Je m'empresse de préciser que je ne suis pas nécessairement d'accord avec tous les motifs que l'on trouve dans cette jurisprudence. Ainsi, je ne crois pas qu'une distinction entre les mineurs et les adultes doive être assimilée, comme on le laisse entendre dans In re Barclay, précité, et Re T. W. Hand Fireworks Co., précité, à une discrimination visant les femmes, mariées ou non, les militaires, les vieillards, les manœuvres ou certains négociants. Ces dernières distinctions en effet, sont prima facie arbitraires et irrationnelles tandis que la distinction fondée sur le jeune âge est généralement motivée par des considérations tout à fait raisonnables dans le sens étroit, ainsi d'ailleurs que le notent plusieurs de ces jugements et arrêts. Cependant ce n'est pas le sens étroit du mot raisonnable qui doit nous retenir mais son sens juridique. Au surplus et surtout, il y a une analogie pertinente entre la classe des enfants et des adolescents, d'une part, et celle par exemple des femmes ou des vieillards. II s'agit là de catégories importantes de la population et aussi impuissantes les unes que les autres à modifier leur état physique ou psychologique. II faut tenir qu'à moins de dispositions explicites au contraire ou de délégation implicite faite par voie d'inférence nécessaire, le législateur souverain s'est réservé à lui-même le pouvoir important de restreindre les droits et libertés des citoyens en fonction de distinctions aussi délicates. Le principe transcende les cadres du droit administratif et du droit municipal. C'est un principe de liberté fondamentale.

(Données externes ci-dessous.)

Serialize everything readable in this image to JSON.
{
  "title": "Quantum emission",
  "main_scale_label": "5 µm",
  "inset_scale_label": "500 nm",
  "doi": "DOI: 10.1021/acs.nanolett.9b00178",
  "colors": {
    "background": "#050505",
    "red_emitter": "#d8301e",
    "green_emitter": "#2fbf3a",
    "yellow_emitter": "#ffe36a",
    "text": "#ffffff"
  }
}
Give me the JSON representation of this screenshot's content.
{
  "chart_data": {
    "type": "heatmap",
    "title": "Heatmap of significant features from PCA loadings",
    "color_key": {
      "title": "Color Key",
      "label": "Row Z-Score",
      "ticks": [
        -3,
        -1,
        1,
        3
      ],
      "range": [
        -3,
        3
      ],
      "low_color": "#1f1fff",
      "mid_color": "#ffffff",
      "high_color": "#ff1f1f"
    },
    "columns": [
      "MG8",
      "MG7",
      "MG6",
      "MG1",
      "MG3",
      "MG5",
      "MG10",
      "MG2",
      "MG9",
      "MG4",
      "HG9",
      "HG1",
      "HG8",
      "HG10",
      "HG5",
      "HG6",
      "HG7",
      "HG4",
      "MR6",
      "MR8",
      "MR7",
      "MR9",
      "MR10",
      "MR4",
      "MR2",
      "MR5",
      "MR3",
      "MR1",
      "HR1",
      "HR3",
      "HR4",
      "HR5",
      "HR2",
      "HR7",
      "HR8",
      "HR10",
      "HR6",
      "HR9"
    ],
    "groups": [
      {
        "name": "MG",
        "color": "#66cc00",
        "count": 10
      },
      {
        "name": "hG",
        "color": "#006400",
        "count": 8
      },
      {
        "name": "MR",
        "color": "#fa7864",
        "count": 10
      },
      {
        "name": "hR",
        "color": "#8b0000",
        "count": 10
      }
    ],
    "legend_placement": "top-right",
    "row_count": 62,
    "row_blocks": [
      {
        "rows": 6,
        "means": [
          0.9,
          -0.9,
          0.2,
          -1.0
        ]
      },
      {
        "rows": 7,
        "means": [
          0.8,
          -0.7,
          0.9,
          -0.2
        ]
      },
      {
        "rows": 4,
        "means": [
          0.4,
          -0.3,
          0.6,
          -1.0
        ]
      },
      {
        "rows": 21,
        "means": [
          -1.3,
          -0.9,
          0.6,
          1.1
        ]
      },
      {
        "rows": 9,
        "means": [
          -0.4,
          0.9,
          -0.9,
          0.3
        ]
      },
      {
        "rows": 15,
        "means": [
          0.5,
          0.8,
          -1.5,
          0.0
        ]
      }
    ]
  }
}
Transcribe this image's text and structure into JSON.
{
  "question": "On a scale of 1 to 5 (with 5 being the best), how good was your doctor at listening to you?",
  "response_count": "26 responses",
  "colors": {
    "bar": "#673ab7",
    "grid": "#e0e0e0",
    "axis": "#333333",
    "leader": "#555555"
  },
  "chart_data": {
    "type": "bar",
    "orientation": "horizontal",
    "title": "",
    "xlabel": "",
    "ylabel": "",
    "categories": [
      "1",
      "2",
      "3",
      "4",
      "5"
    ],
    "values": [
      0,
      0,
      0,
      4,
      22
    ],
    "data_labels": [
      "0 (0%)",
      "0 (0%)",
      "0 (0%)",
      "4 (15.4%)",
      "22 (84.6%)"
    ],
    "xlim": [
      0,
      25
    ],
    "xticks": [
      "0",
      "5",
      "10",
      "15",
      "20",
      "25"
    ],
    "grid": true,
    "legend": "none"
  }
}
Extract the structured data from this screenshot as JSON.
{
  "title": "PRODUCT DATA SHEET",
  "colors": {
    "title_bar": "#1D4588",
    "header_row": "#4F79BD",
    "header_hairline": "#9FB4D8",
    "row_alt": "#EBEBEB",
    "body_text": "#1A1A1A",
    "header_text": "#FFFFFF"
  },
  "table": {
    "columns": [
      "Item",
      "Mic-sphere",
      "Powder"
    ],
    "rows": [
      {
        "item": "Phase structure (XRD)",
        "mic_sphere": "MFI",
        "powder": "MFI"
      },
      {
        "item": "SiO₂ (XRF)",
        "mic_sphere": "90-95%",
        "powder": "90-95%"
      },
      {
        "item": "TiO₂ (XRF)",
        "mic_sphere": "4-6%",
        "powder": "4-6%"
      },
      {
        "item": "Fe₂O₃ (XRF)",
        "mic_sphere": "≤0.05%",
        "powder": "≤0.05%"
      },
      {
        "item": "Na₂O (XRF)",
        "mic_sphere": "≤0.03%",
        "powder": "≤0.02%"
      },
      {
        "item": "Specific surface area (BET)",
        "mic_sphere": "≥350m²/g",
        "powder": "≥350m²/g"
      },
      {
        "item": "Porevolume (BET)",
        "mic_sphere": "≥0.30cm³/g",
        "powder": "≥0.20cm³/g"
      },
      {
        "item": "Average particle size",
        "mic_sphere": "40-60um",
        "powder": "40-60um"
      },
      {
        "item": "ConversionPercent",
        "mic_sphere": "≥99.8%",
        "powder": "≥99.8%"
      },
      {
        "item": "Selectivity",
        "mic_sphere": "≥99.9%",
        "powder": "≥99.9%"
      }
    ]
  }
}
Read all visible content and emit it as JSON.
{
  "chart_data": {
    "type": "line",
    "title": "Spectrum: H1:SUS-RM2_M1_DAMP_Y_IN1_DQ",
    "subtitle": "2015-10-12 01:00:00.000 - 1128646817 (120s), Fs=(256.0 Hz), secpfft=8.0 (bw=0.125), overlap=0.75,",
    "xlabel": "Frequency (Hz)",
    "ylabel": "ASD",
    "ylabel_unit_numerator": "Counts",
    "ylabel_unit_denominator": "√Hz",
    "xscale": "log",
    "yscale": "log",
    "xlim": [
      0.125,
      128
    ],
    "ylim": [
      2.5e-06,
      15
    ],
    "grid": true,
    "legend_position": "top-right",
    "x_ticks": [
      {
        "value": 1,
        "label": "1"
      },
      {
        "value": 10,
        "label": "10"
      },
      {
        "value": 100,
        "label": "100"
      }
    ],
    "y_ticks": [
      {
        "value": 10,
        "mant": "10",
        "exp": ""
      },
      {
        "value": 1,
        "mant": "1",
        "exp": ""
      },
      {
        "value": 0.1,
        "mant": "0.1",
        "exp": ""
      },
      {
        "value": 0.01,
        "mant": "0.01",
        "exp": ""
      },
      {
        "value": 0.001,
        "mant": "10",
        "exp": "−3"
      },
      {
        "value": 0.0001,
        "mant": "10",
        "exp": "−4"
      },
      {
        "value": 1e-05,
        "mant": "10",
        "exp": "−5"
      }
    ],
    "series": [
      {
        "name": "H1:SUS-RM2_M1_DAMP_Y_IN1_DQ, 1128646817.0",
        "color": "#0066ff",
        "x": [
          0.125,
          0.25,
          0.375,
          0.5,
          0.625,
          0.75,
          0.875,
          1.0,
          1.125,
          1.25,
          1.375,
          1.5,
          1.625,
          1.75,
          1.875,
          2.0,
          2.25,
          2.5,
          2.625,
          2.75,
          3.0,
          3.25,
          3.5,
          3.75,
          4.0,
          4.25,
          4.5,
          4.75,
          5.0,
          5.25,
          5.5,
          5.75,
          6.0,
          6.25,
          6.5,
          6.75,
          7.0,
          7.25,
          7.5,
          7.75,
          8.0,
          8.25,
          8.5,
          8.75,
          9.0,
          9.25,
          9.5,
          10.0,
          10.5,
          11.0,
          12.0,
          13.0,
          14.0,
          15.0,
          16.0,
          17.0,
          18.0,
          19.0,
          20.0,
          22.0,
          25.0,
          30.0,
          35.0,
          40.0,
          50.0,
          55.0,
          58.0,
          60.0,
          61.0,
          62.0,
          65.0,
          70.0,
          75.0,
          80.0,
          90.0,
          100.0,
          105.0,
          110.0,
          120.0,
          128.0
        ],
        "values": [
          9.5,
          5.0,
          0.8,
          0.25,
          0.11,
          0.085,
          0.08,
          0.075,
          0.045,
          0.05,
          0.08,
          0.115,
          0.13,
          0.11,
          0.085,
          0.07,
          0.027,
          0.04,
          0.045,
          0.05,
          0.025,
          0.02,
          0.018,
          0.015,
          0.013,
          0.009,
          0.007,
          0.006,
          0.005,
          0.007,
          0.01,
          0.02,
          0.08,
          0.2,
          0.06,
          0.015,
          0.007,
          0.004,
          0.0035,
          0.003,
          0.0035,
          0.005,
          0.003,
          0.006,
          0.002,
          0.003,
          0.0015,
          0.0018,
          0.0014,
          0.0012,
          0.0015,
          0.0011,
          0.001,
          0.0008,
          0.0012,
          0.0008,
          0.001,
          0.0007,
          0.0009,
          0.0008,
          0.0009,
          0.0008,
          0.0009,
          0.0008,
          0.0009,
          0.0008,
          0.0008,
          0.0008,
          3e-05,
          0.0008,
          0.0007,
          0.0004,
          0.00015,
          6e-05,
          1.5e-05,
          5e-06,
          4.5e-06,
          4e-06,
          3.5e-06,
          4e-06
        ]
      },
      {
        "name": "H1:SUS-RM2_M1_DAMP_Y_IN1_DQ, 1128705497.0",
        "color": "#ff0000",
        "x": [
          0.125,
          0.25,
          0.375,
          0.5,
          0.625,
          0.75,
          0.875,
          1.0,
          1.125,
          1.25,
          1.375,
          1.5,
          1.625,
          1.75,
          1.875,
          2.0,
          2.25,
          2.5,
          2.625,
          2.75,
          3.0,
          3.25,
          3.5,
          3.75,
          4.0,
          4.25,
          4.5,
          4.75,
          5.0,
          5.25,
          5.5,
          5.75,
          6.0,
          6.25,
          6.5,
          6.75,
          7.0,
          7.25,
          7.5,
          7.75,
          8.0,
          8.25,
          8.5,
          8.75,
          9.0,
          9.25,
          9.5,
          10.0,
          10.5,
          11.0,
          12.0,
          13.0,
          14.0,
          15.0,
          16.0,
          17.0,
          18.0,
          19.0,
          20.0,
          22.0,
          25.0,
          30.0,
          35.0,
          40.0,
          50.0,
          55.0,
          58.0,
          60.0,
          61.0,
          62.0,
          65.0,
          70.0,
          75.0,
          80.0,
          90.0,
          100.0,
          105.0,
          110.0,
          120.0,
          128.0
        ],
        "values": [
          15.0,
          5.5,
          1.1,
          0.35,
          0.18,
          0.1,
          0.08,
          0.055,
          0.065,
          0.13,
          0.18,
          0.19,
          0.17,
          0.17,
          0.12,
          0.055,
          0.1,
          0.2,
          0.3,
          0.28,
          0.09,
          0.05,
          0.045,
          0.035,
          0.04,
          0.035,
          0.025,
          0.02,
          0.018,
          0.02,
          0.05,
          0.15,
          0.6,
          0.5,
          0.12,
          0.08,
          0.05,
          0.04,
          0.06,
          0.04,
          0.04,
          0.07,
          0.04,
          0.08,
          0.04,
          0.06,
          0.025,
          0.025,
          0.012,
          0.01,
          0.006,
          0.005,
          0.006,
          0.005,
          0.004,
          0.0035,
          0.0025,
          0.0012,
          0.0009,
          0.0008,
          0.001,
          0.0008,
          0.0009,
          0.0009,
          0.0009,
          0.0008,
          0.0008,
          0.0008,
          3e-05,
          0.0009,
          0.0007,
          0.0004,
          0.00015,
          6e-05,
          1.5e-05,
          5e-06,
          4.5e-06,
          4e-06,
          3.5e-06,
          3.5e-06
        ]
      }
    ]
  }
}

En l'espèce, le texte même de la Charte me confirme dans cette conclusion. Aux paragraphes 6° et 7° de l'art. 520, il habilite en effet le conseil municipal à édicter des règlements pour la protection de l'enfance:
6° Réglementer et prohiber la présence des enfants de quinze ans ou moins dans les rues et places publiques entre neuf heures du soir et cinq heures du matin;
7° Régler ou interdire l'emploi d'enfants mineurs dans les rues et places publiques; accorder des permis aux porteurs de journaux et réglementer leur commerce;
Les intimés ont donc raison de prétendre que lorsque la Législature a voulu permettre à la Ville de discriminer quant à l'âge, elle a su le faire en termes clairs. [Pages 412 en bas, 413 et 414 en haut]
[51] On voit donc que le caractère discriminatoire est apprécié dans Arcade Amusements en fonction de la législation habilitante elle-même établissait des distinctions d'âge alors que la réglementation municipale en créait d'autres.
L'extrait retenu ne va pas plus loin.